Landlords exit stage left

Landlords are exiting stage left and who loses? The hapless tenants, who are paying extortionate rents on a diminishing supply. Socialism not only makes you poorer, it can also make you homeless. The average rent on new rentals rose by 9.1% in May compared to the previous year, according to according to an institutional estate agent. Property portal Rightmove reports that the average monthly rent hit £2,500 in London and a record high of £1,190 for the rest of the UK.

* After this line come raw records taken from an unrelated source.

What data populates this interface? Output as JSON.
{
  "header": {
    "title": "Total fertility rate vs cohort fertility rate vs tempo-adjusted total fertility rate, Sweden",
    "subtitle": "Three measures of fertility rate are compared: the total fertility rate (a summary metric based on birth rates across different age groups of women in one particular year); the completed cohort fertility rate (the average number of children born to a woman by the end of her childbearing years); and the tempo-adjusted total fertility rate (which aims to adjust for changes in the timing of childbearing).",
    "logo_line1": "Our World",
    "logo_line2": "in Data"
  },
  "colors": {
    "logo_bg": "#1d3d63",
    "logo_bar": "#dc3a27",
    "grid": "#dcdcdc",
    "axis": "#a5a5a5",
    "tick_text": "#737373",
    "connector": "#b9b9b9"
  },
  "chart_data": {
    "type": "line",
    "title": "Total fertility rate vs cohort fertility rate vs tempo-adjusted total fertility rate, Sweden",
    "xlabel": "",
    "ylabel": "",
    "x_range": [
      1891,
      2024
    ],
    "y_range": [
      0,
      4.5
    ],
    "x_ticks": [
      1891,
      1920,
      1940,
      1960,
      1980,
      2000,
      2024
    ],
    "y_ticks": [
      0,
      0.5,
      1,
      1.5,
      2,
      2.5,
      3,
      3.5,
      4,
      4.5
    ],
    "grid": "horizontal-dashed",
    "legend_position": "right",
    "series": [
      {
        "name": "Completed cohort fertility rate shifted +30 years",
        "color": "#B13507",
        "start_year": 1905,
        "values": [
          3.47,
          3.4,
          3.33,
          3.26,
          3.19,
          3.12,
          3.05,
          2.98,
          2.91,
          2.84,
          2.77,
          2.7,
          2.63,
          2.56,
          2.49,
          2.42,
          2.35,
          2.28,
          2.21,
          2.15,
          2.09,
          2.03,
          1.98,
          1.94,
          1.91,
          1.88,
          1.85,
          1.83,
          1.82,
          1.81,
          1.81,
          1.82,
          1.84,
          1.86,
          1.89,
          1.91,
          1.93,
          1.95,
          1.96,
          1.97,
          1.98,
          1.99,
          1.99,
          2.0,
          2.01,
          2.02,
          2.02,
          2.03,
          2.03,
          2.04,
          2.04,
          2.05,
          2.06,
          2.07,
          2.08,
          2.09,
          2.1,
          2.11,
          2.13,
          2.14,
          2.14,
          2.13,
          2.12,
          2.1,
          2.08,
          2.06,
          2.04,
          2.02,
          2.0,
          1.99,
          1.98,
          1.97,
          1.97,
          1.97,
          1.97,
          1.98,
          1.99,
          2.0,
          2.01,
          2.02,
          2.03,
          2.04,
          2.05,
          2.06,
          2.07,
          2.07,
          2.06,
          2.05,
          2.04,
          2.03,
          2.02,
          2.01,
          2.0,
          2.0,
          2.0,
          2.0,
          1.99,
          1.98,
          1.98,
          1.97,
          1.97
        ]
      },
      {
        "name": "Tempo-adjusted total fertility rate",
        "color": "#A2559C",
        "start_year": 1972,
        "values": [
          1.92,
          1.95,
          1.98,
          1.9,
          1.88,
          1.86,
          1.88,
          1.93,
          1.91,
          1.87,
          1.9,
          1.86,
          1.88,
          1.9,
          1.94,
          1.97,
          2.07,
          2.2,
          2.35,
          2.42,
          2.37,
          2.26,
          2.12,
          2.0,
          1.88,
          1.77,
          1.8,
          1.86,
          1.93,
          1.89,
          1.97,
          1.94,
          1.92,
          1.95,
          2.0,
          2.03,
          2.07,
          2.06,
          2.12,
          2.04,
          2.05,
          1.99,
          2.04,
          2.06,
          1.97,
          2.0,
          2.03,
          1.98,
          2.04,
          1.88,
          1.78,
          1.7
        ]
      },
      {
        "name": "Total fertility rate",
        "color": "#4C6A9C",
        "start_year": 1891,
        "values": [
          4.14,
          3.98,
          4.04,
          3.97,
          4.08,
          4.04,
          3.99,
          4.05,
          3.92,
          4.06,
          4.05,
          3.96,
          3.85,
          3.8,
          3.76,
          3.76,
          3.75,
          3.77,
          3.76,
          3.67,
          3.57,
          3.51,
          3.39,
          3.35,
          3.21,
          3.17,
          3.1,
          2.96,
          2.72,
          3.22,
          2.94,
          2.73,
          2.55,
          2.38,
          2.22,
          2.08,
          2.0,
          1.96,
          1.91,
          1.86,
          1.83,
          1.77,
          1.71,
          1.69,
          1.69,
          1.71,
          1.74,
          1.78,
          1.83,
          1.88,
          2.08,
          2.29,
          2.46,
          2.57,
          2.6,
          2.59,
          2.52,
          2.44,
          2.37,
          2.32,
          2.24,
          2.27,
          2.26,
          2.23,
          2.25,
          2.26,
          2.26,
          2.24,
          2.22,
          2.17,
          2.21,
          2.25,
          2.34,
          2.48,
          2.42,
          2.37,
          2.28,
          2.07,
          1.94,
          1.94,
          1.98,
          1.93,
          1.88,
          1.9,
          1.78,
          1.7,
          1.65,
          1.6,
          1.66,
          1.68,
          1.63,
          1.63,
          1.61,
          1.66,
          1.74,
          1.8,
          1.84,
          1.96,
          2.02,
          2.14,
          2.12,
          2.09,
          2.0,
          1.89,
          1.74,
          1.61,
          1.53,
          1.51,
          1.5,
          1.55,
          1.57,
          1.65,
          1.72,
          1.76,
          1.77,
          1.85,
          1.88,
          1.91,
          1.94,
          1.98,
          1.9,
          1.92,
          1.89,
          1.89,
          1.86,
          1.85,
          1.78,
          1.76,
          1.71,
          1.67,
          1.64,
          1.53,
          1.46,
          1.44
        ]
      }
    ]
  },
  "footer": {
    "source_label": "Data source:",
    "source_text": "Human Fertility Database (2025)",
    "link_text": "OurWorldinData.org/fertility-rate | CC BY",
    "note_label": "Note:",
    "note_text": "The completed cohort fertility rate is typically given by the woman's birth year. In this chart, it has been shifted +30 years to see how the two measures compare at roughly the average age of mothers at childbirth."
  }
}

To add to the deleterious effect, some dim bulb at the Treasury thought it might be a jolly jape to hoick mortgage rates up to circa 6%. What’s worrying is that as well as the Cost of Public Sector Crisis, we may be looking at a Repossession and Homelessness Crisis. And therein lies the problem with this clobber-the-private-landlord fetish – it destroys free markets and makes it worse for everyone.

Struggle to build new homes

Successive governments have always struggled to build enough homes to meet the demand of the country. We are still 33% short of what we need. and now that the comedy double-act of Sunak and Hunt have kicked away the quotas, it seems this figure will never be achieved.

Meanwhile, the Tories are reluctant to quash nimbyism and have stifled the much-needed reforms of the planning process. It’s anybody’s guess as to how they square this circle, but I suspect that they don’t know either.

The fanatical socialists of the Labour party will no doubt cook up a fetid (probably vegan) stew of well-meaning but misguided policies to ‘protect’ tenants from overbearing landlords. Like the arsonist putting out the fire with ethanol, this won’t work and will only exacerbate the lack of supply even further.

Beware. The Four Horseman of the Property Apocalypse are saddling up and ready to go.